A Vanuatu village has celebrated the opening of two cyclone-proof classrooms that can double as storm shelters at a Seventh-day Adventist school as the South Pacific island prepares to mark the first anniversary of a devastating cyclone.
The chair of the school board in the village of Hebron on Tanna Island spoke with tears in his eyes at the opening of the classrooms at the school, the latest in a countrywide effort by Adventist workers and volunteers to rebuild schools and 53 churches flattened by Cyclone Pam on March 15, 2015. All reconstruction work is expected to wrap up by September.
“This is such a blessing from heaven to think that we now have cyclone-proof buildings where the village people can go during a cyclone to be safe,” said the school board chair, who known widely as only Elder Harry.
He described the entire community as having been distraught after the storm and said many had feared it would be nearly impossible to recover.
A chief from an adjoining village, whose residents helped in the building work, joined in the celebrations. Elder Harry acknowledged the chief’s support, and women poured water, one of the most precious resources in Vanuatu, over his head as a sign of gratitude.
The classrooms, as well as similar church buildings, were designed by Peter Koolik, a builder from Brisbane, Australia, and raised with the assistance of the Adventist Development and Relief Agency, or ADRA.

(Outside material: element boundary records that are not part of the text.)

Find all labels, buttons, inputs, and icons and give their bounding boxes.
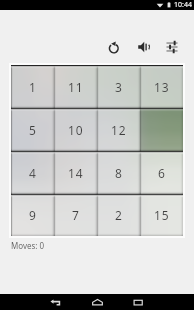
button[interactable]: 5 xyxy=(11,108,54,151)
button[interactable]: 12 xyxy=(97,108,140,151)
staticText: 1 xyxy=(29,79,37,95)
staticText: 4 xyxy=(29,165,37,181)
button[interactable]: 9 xyxy=(11,194,54,236)
button[interactable]: 14 xyxy=(54,151,97,194)
staticText: 12 xyxy=(111,122,127,138)
staticText: 7 xyxy=(72,207,80,223)
button[interactable]: 7 xyxy=(54,194,97,236)
button[interactable]: Home xyxy=(89,294,105,310)
staticText: 5 xyxy=(29,122,37,138)
staticText: 15 xyxy=(154,207,170,223)
staticText: Moves: 0 xyxy=(11,240,45,251)
button[interactable]: Restart xyxy=(101,34,127,60)
staticText: 13 xyxy=(154,79,170,95)
staticText: 9 xyxy=(29,207,37,223)
button[interactable]: 15 xyxy=(140,194,183,236)
button[interactable]: 8 xyxy=(97,151,140,194)
staticText: 14 xyxy=(68,165,84,181)
button[interactable]: 11 xyxy=(54,65,97,108)
button[interactable]: 10 xyxy=(54,108,97,151)
button[interactable]: 1 xyxy=(11,65,54,108)
staticText: 3 xyxy=(115,79,123,95)
button[interactable]: 4 xyxy=(11,151,54,194)
button[interactable]: Back xyxy=(47,294,63,310)
staticText: 8 xyxy=(115,165,123,181)
button[interactable]: 13 xyxy=(140,65,183,108)
staticText: 6 xyxy=(158,165,166,181)
button[interactable]: 2 xyxy=(97,194,140,236)
staticText: 10:44 xyxy=(174,0,192,10)
button[interactable]: Sound xyxy=(131,34,157,60)
staticText: 2 xyxy=(115,207,123,223)
button[interactable]: 3 xyxy=(97,65,140,108)
button[interactable] xyxy=(140,108,183,151)
button[interactable]: Settings xyxy=(159,34,185,60)
button[interactable]: 6 xyxy=(140,151,183,194)
staticText: 11 xyxy=(68,79,84,95)
staticText: 10 xyxy=(68,122,84,138)
button[interactable]: Recents xyxy=(130,294,146,310)
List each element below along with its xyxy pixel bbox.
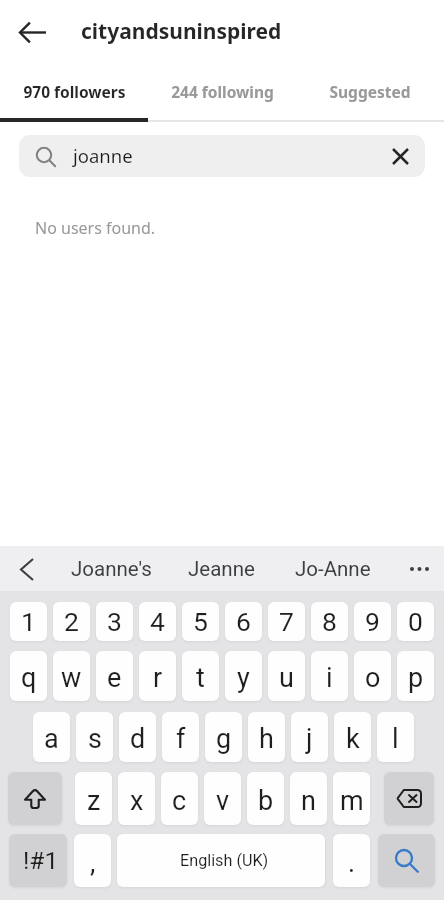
- button[interactable]: 5: [182, 602, 219, 641]
- button[interactable]: Backspace: [384, 772, 434, 825]
- staticText: p: [408, 662, 424, 694]
- staticText: !#1: [23, 846, 59, 875]
- staticText: 7: [279, 606, 294, 637]
- staticText: d: [130, 723, 146, 755]
- button[interactable]: o: [354, 651, 391, 701]
- button[interactable]: English (UK): [117, 834, 325, 887]
- button[interactable]: q: [10, 651, 47, 701]
- staticText: English (UK): [180, 851, 269, 870]
- staticText: k: [346, 723, 360, 755]
- staticText: b: [258, 785, 274, 817]
- button[interactable]: 2: [53, 602, 90, 641]
- staticText: j: [306, 723, 313, 755]
- button[interactable]: 970 followers: [0, 65, 148, 118]
- staticText: o: [365, 662, 381, 694]
- staticText: v: [216, 785, 230, 817]
- button[interactable]: 244 following: [148, 65, 296, 118]
- staticText: Joanne's: [71, 557, 152, 581]
- button[interactable]: s: [76, 712, 113, 762]
- button[interactable]: 8: [311, 602, 348, 641]
- button[interactable]: z: [75, 772, 112, 825]
- button[interactable]: j: [291, 712, 328, 762]
- staticText: 2: [64, 606, 79, 637]
- staticText: .: [348, 847, 356, 879]
- staticText: l: [392, 723, 399, 755]
- staticText: 4: [150, 606, 165, 637]
- button[interactable]: Search: [378, 834, 435, 887]
- button[interactable]: h: [248, 712, 285, 762]
- staticText: n: [301, 785, 316, 817]
- staticText: z: [87, 785, 101, 817]
- staticText: 970 followers: [23, 81, 126, 102]
- button[interactable]: Jeanne: [172, 546, 271, 591]
- staticText: q: [21, 662, 37, 694]
- staticText: cityandsuninspired: [81, 17, 282, 46]
- staticText: h: [259, 723, 274, 755]
- staticText: y: [237, 662, 250, 694]
- button[interactable]: i: [311, 651, 348, 701]
- button[interactable]: ,: [74, 834, 111, 887]
- staticText: g: [216, 723, 232, 755]
- staticText: w: [61, 662, 82, 694]
- button[interactable]: Clear: [379, 135, 421, 177]
- staticText: 5: [193, 606, 208, 637]
- button[interactable]: Suggested: [296, 65, 444, 118]
- button[interactable]: g: [205, 712, 242, 762]
- button[interactable]: Previous suggestions: [9, 551, 45, 587]
- button[interactable]: 4: [139, 602, 176, 641]
- staticText: Suggested: [329, 81, 411, 102]
- button[interactable]: More options: [400, 550, 438, 588]
- button[interactable]: Shift: [8, 772, 62, 825]
- staticText: 8: [322, 606, 337, 637]
- staticText: 9: [365, 606, 380, 637]
- button[interactable]: 6: [225, 602, 262, 641]
- button[interactable]: x: [118, 772, 155, 825]
- button[interactable]: w: [53, 651, 90, 701]
- button[interactable]: p: [397, 651, 434, 701]
- button[interactable]: k: [334, 712, 371, 762]
- button[interactable]: f: [162, 712, 199, 762]
- staticText: i: [326, 662, 333, 694]
- button[interactable]: d: [119, 712, 156, 762]
- button[interactable]: u: [268, 651, 305, 701]
- button[interactable]: y: [225, 651, 262, 701]
- button[interactable]: !#1: [9, 834, 67, 887]
- button[interactable]: .: [333, 834, 370, 887]
- button[interactable]: t: [182, 651, 219, 701]
- staticText: 244 following: [171, 81, 274, 102]
- button[interactable]: joanne: [19, 135, 425, 177]
- button[interactable]: 9: [354, 602, 391, 641]
- button[interactable]: e: [96, 651, 133, 701]
- button[interactable]: 3: [96, 602, 133, 641]
- button[interactable]: b: [247, 772, 284, 825]
- staticText: 6: [236, 606, 251, 637]
- button[interactable]: Joanne's: [55, 546, 168, 591]
- staticText: Jo-Anne: [295, 557, 371, 581]
- button[interactable]: c: [161, 772, 198, 825]
- staticText: 3: [107, 606, 122, 637]
- button[interactable]: 0: [397, 602, 434, 641]
- staticText: ,: [90, 847, 96, 879]
- button[interactable]: Back: [12, 12, 53, 53]
- staticText: r: [153, 662, 163, 694]
- staticText: m: [340, 785, 364, 817]
- staticText: c: [172, 785, 187, 817]
- staticText: u: [279, 662, 294, 694]
- staticText: e: [107, 662, 122, 694]
- button[interactable]: a: [33, 712, 70, 762]
- button[interactable]: 1: [10, 602, 47, 641]
- staticText: No users found.: [35, 217, 156, 239]
- staticText: x: [130, 785, 144, 817]
- button[interactable]: 7: [268, 602, 305, 641]
- button[interactable]: l: [377, 712, 414, 762]
- staticText: 0: [408, 606, 423, 637]
- button[interactable]: r: [139, 651, 176, 701]
- button[interactable]: m: [333, 772, 370, 825]
- staticText: Jeanne: [188, 557, 255, 581]
- staticText: 1: [21, 606, 36, 637]
- staticText: t: [196, 662, 205, 694]
- button[interactable]: Jo-Anne: [279, 546, 387, 591]
- button[interactable]: v: [204, 772, 241, 825]
- button[interactable]: n: [290, 772, 327, 825]
- staticText: s: [88, 723, 102, 755]
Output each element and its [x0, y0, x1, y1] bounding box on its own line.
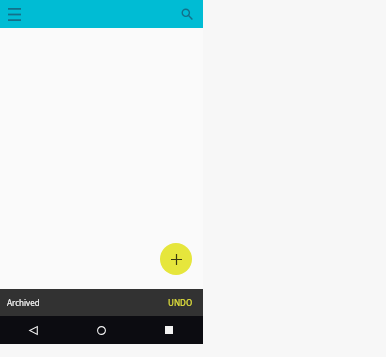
button[interactable]: Open navigation drawer	[2, 2, 26, 26]
button[interactable]: UNDO	[165, 294, 196, 311]
button[interactable]: Add	[160, 243, 192, 275]
staticText: Archived	[7, 297, 40, 308]
button[interactable]: Search	[175, 2, 199, 26]
button[interactable]: Recent apps	[135, 316, 203, 344]
button[interactable]: Back	[0, 316, 67, 344]
staticText: UNDO	[168, 297, 193, 308]
button[interactable]: Home	[67, 316, 135, 344]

Koolik has designed prefab iron buildings that can be constructed on site in five to seven days. The buildings are rated to withstand winds of up to 300 kilometers per hour (186 miles per hour) and, significantly, can be insured.
“These churches and schools in Vanuatu are the lifeblood of the village,” Koolik said. “It is here that students come to know Jesus, where local church members worship together almost daily, where Sabbath is celebrated in a special way each week, and where people can turn to in times of need.”
After the success of the classrooms, ADRA has ordered another four school buildings and eight buildings that will serve as centers of influence benefiting entire communities. All can be used as evacuation centers to protect people in future disasters.
Across Vanuatu, work continues to rebuild the 53 Adventist churches destroyed by the cyclone. Last year 21 prefab buildings were transported from the Watson Park Convention Center in Brisbane to Vanuatu, with a further 19 being shipped in the first quarter of this year.
A number of overseas volunteers have rolled up their sleeves and taken part in building projects, including teams from the Avondale College of Higher Education and Fox Valley churches in Australia.
Since the buildings are standard, a core team of 10 local workers, who have now erected more than 10 buildings, have an efficient method of assembly, Koolik said. The crew travels from site to site, working with local church members and living in small tents with limited water and no electricity.
In some cases, up to 40 local village men have come to help with the construction. At many sites, when the portal frames are raised, the local women stand nearby, clapping and cheering with joy.
“The resilience and faith of our church family in Vanuatu is inspiring and shows us that God can turn seemingly un-mendable disaster into great joy,” Koolik said.